Hacker News new | ask | show | jobs
by renke1 1581 days ago
So I am planning to use CRDT sometime in the future.

Any thoughts on Automerge vs. yjs? – I am not doing a text editor. I just want to build a solid offline-first web application.

Also, is there any way to "squash" the history of changes? Let's say I have a central server through which all changes are synced (no peer-to-peer syncing). Does it make sense to force clients that haven't synced for a long time (let's say a weeks) to just discard their non-synced changed and use the "current" state as stored on the server?

Okay, one more question: Let's say I want to add an API to my server that uses the data that was synced to server (assuming the sync state of Automerge/yjs is stored somewhere). Would the server in this case just be another client that just get's the data from the synced state and stores in an appropriate store (say a SQL database, Elasticsearch, etc.)?

2 comments

Here’s what I know from going on a similar journey recently.

1. Choose Yjs for now.

2. Look at Yjs’s binary “update” format. That is what you should store in your database’s “blob” column. This also allows your backend to receive and transmit updates without hydrating the CRDT into JavaScript class instances. https://docs.yjs.dev/api/document-updates

3. Yjs has its own “gc” that discards deleted content. Without GC, deleted content remains in the CRDT but is hidden from the user’s perspective. You will need to hydrate the CRDT into memory for GC feature. I’m not sure how to run this GC, maybe it runs whenever you apply an update on a Y.Doc with doc.gc=true.

4. As long as GC is disabled, you can use “snapshots” to restore old versions of the doc. https://docs.yjs.dev/ecosystem/editor-bindings/prosemirror#v...

So, knowing the above, how to design a system like your question? I think you could go with a kind of hot/cold storage. Keep the “hot” version of your document in the “current” row of your Postgres table for a document. Send/receive updates to the hot row. Take snapshots on the server whenever you’d like to.

Then, the cold storage. Periodically, you want to GC the hot storage.

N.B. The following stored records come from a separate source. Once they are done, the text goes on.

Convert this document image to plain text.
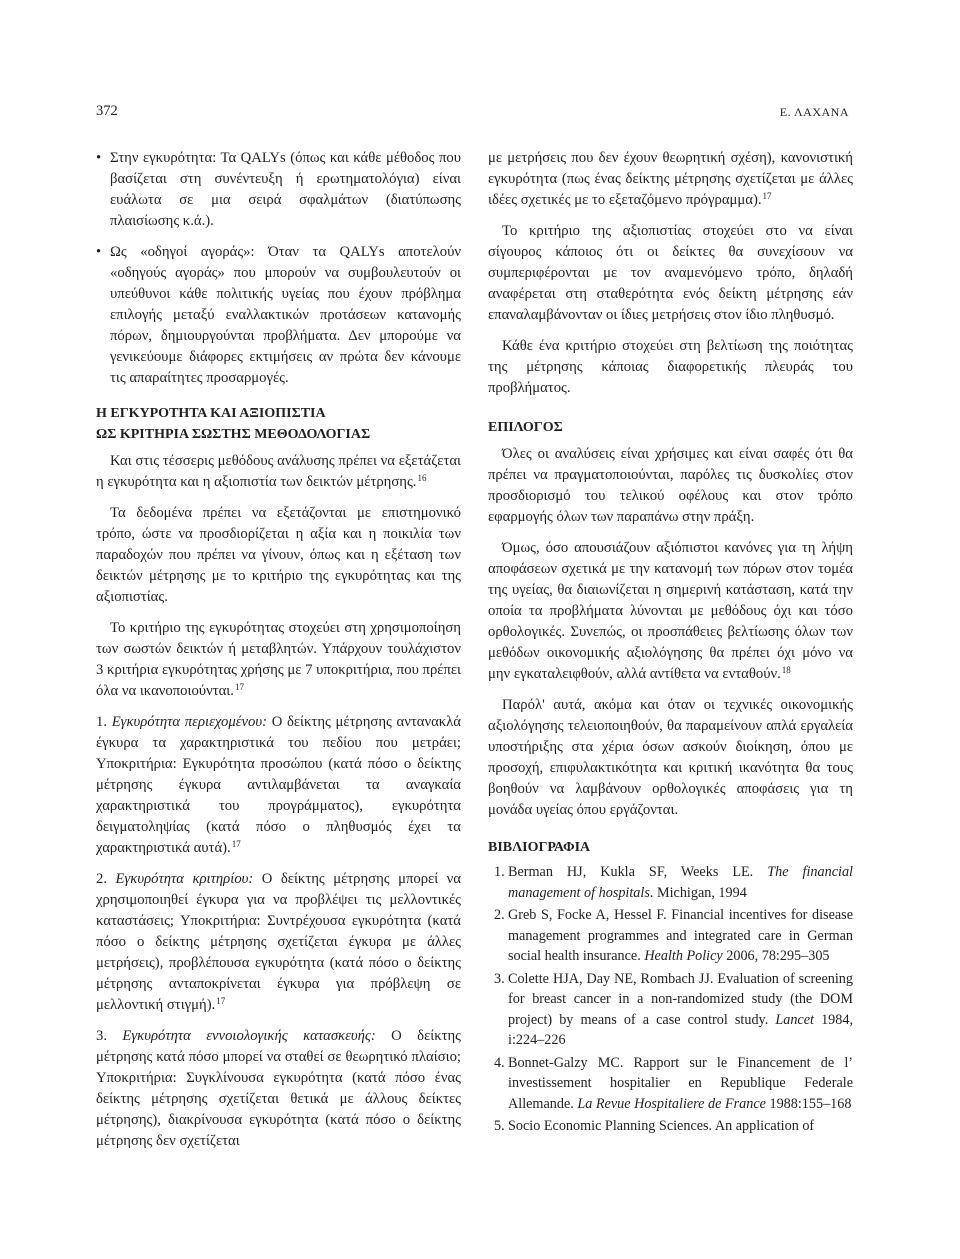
372	Ε. ΛΑΧΑΝΑ
• Στην εγκυρότητα: Τα QALYs (όπως και κάθε μέθοδος που βασίζεται στη συνέντευξη ή ερωτηματολόγια) είναι ευάλωτα σε μια σειρά σφαλμάτων (διατύπωσης πλαισίωσης κ.ά.).
• Ως «οδηγοί αγοράς»: Όταν τα QALYs αποτελούν «οδηγούς αγοράς» που μπορούν να συμβουλευτούν οι υπεύθυνοι κάθε πολιτικής υγείας που έχουν πρόβλημα επιλογής μεταξύ εναλλακτικών προτάσεων κατανομής πόρων, δημιουργούνται προβλήματα. Δεν μπορούμε να γενικεύουμε διάφορες εκτιμήσεις αν πρώτα δεν κάνουμε τις απαραίτητες προσαρμογές.
Η ΕΓΚΥΡΟΤΗΤΑ ΚΑΙ ΑΞΙΟΠΙΣΤΙΑ
ΩΣ ΚΡΙΤΗΡΙΑ ΣΩΣΤΗΣ ΜΕΘΟΔΟΛΟΓΙΑΣ

Και στις τέσσερις μεθόδους ανάλυσης πρέπει να εξετάζεται η εγκυρότητα και η αξιοπιστία των δεικτών μέτρησης.$^{16}$

Τα δεδομένα πρέπει να εξετάζονται με επιστημονικό τρόπο, ώστε να προσδιορίζεται η αξία και η ποικιλία των παραδοχών που πρέπει να γίνουν, όπως και η εξέταση των δεικτών μέτρησης με το κριτήριο της εγκυρότητας και της αξιοπιστίας.

Το κριτήριο της εγκυρότητας στοχεύει στη χρησιμοποίηση των σωστών δεικτών ή μεταβλητών. Υπάρχουν τουλάχιστον 3 κριτήρια εγκυρότητας χρήσης με 7 υποκριτήρια, που πρέπει όλα να ικανοποιούνται.$^{17}$

1. Εγκυρότητα περιεχομένου: Ο δείκτης μέτρησης αντανακλά έγκυρα τα χαρακτηριστικά του πεδίου που μετράει; Υποκριτήρια: Εγκυρότητα προσώπου (κατά πόσο ο δείκτης μέτρησης έγκυρα αντιλαμβάνεται τα αναγκαία χαρακτηριστικά του προγράμματος), εγκυρότητα δειγματοληψίας (κατά πόσο ο πληθυσμός έχει τα χαρακτηριστικά αυτά).$^{17}$

2. Εγκυρότητα κριτηρίου: Ο δείκτης μέτρησης μπορεί να χρησιμοποιηθεί έγκυρα για να προβλέψει τις μελλοντικές καταστάσεις; Υποκριτήρια: Συντρέχουσα εγκυρότητα (κατά πόσο ο δείκτης μέτρησης σχετίζεται έγκυρα με άλλες μετρήσεις), προβλέπουσα εγκυρότητα (κατά πόσο ο δείκτης μέτρησης ανταποκρίνεται έγκυρα για πρόβλεψη σε μελλοντική στιγμή).$^{17}$

3. Εγκυρότητα εννοιολογικής κατασκευής: Ο δείκτης μέτρησης κατά πόσο μπορεί να σταθεί σε θεωρητικό πλαίσιο; Υποκριτήρια: Συγκλίνουσα εγκυρότητα (κατά πόσο ένας δείκτης μέτρησης σχετίζεται θετικά με άλλους δείκτες μέτρησης), διακρίνουσα εγκυρότητα (κατά πόσο ο δείκτης μέτρησης δεν σχετίζεται

με μετρήσεις που δεν έχουν θεωρητική σχέση), κανονιστική εγκυρότητα (πως ένας δείκτης μέτρησης σχετίζεται με άλλες ιδέες σχετικές με το εξεταζόμενο πρόγραμμα).$^{17}$

Το κριτήριο της αξιοπιστίας στοχεύει στο να είναι σίγουρος κάποιος ότι οι δείκτες θα συνεχίσουν να συμπεριφέρονται με τον αναμενόμενο τρόπο, δηλαδή αναφέρεται στη σταθερότητα ενός δείκτη μέτρησης εάν επαναλαμβάνονταν οι ίδιες μετρήσεις στον ίδιο πληθυσμό.

Κάθε ένα κριτήριο στοχεύει στη βελτίωση της ποιότητας της μέτρησης κάποιας διαφορετικής πλευράς του προβλήματος.

ΕΠΙΛΟΓΟΣ

Όλες οι αναλύσεις είναι χρήσιμες και είναι σαφές ότι θα πρέπει να πραγματοποιούνται, παρόλες τις δυσκολίες στον προσδιορισμό του τελικού οφέλους και στον τρόπο εφαρμογής όλων των παραπάνω στην πράξη.

Όμως, όσο απουσιάζουν αξιόπιστοι κανόνες για τη λήψη αποφάσεων σχετικά με την κατανομή των πόρων στον τομέα της υγείας, θα διαιωνίζεται η σημερινή κατάσταση, κατά την οποία τα προβλήματα λύνονται με μεθόδους όχι και τόσο ορθολογικές. Συνεπώς, οι προσπάθειες βελτίωσης όλων των μεθόδων οικονομικής αξιολόγησης θα πρέπει όχι μόνο να μην εγκαταλειφθούν, αλλά αντίθετα να ενταθούν.$^{18}$

Παρόλ' αυτά, ακόμα και όταν οι τεχνικές οικονομικής αξιολόγησης τελειοποιηθούν, θα παραμείνουν απλά εργαλεία υποστήριξης στα χέρια όσων ασκούν διοίκηση, όπου με προσοχή, επιφυλακτικότητα και κριτική ικανότητα θα τους βοηθούν να λαμβάνουν ορθολογικές αποφάσεις για τη μονάδα υγείας όπου εργάζονται.

ΒΙΒΛΙΟΓΡΑΦΙΑ
1. Berman HJ, Kukla SF, Weeks LE. The financial management of hospitals. Michigan, 1994
2. Greb S, Focke A, Hessel F. Financial incentives for disease management programmes and integrated care in German social health insurance. Health Policy 2006, 78:295–305
3. Colette HJA, Day NE, Rombach JJ. Evaluation of screening for breast cancer in a non-randomized study (the DOM project) by means of a case control study. Lancet 1984, i:224–226
4. Bonnet-Galzy MC. Rapport sur le Financement de l’ investissement hospitalier en Republique Federale Allemande. La Revue Hospitaliere de France 1988:155–168
5. Socio Economic Planning Sciences. An application of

Before you do that, apply it as an update to some cold storage, maybe a blob in S3 so you don’t permanently lose those deleted values, and your snapshots can work in perpetuity against the cold storage data. Then GC the hot storage.

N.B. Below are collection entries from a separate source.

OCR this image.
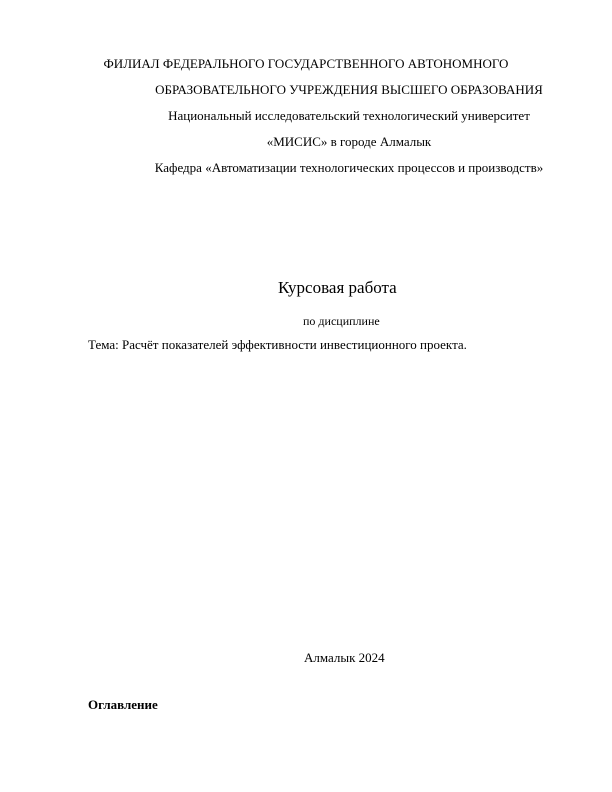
ФИЛИАЛ ФЕДЕРАЛЬНОГО ГОСУДАРСТВЕННОГО АВТОНОМНОГО
ОБРАЗОВАТЕЛЬНОГО УЧРЕЖДЕНИЯ ВЫСШЕГО ОБРАЗОВАНИЯ
Национальный исследовательский технологический университет
«МИСИС» в городе Алмалык
Кафедра «Автоматизации технологических процессов и производств»
Курсовая работа
по дисциплине
Тема: Расчёт показателей эффективности инвестиционного проекта.
Алмалык 2024
Оглавление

I am more unsure about squashing. The naive way I implemented it is to just iterate copy all the data from OldHotDoc into a totally new independent NewHotDoc, and then archive/discard OldHotDoc. This will start a totally new history. What I’ve considered is that if any writes come from old clients before the squash, you can still apply the straggler writes to the old hot doc/old cold storage, and then manually diff the OldHotDoc before/after the change and then try to patch NewHotDoc the same way. Eventually you arrange for all clients to switch the the New doc history, and you can choose how long you’ll continue to try this janky patch strategy to accept straggler writes or just discard them.

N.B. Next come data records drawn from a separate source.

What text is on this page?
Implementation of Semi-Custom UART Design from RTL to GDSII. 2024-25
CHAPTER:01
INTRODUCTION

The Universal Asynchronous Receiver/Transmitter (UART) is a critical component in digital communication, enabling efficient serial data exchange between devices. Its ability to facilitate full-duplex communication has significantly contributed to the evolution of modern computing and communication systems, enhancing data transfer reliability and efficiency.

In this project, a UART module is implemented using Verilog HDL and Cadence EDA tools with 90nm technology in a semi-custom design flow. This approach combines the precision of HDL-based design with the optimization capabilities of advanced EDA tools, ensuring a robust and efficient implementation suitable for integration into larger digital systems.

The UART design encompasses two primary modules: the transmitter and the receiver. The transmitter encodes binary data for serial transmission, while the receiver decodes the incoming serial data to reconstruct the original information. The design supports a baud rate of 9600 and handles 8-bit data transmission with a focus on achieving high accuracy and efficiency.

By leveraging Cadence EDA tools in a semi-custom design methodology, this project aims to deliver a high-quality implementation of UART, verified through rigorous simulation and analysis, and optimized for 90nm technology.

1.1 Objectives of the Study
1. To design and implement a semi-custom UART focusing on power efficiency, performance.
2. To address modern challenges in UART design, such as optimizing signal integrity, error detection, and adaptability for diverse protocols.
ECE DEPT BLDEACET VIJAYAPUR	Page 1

I’m also not sure when you want to squash. I suggest fuzzing your system with the hot/cold storage part first to figure out what the rate of data growth of the “hot” storage is before you consider the squashing part.

> Yjs has its own “gc” that discards deleted content. Without GC, deleted content remains in the CRDT but is hidden from the user’s perspective.

This alone makes Yjs the clear choice for me. If you're building an app where a user prepares a record and then shares it, senders assume recipients can't view the record's previous revisions from before it was shared (unless your app has an obvious 'history' feature). If a CRDT doesn't do garbage collection, recipients receive past revisions, and could extract those states from the CRDT if they wished.

Without GC, you have to address this by creating a new CRDT with no history each time the recipient list changes, and that breaks offline changes made against the old CRDT.

> Also, is there any way to "squash" the history of changes?

My understanding is that this is one of the areas that Yjs does a little better than Automerge, it has a heavily optimised binary representation that combines consecutive changes into a single action.

Most people (who have looked into it) probably associate Yjs with its editor bindings but it’s brilliant for any type of syncing. I used it for automatic conflict resolution for Pouch/CouchDB, works really well.

On your server question, you can go either way, load the Yjs document on the server to read it or store a json representation of the most resent state along side it. Personally I would go for the latter as it give you flexibility.

There are two implementations of Yjs, the JavaScript one and a newer Rust one which will have binding for other languages. Last I looked the Rust one was still a work in progress but that was a few months ago. It will provide great support for Yjs on the server side once it complete.